Many extensive studies regarding NO response faced by pathogens have shown a diverse number of genes to be affected (Flatley et al., 2005; Jarboe et al., 2008; Poole et al., 1996;
Pullan et al., 2007). The gene hmpA coding for the NO-inducible flavohaemoglobin was found to be up-regulated in many bacteria during NO detoxification. In our study, we further corroborate these results, and demonstrate that prolonged exposure to host defence factors and most likely elevated concentrations of nitric oxide in the bladder lead to the up-regulation of hmpA expression in E. coli.

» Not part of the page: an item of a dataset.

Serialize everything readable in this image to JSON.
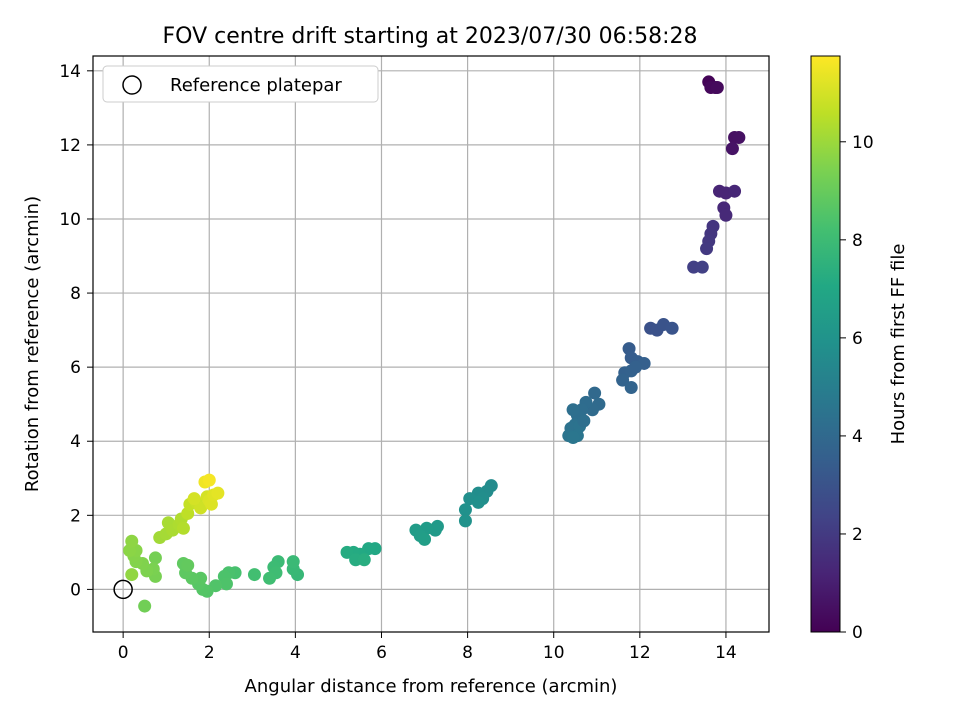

The cytoplasmic protein profiles of the re-isolates SR12 and KA25 together with the transcriptome of re-isolate SR12 pinpointed a di-iron protein YtfE to be up-regulated when compared to the parent strain. Interestingly, growth E. coli ytfE mutants is impaired upon nitrosative stress and this effect was even stronger than for hmpA or norV mutants (Justino et al., 2005). NorV is a protein with non-heme di-iron site involved in NO detoxification (Gardner et al., 2002). Recent studies of the same working group revealed that YtfE is involved in iron-sulphur containing protein activity (Justino et al., 2007). Furthermore, YtfE is required during anaerobic respiration under iron-limiting conditions and is hypothesized to be involved in the biosynthesis and repair of iron-sulphur clusters. Thus, the comparison of in vivo re-isolates and the parent strain 83972 revealed another gene, ytfE, which is indirectly involved in stress response and NO detoxification during human bladder colonization.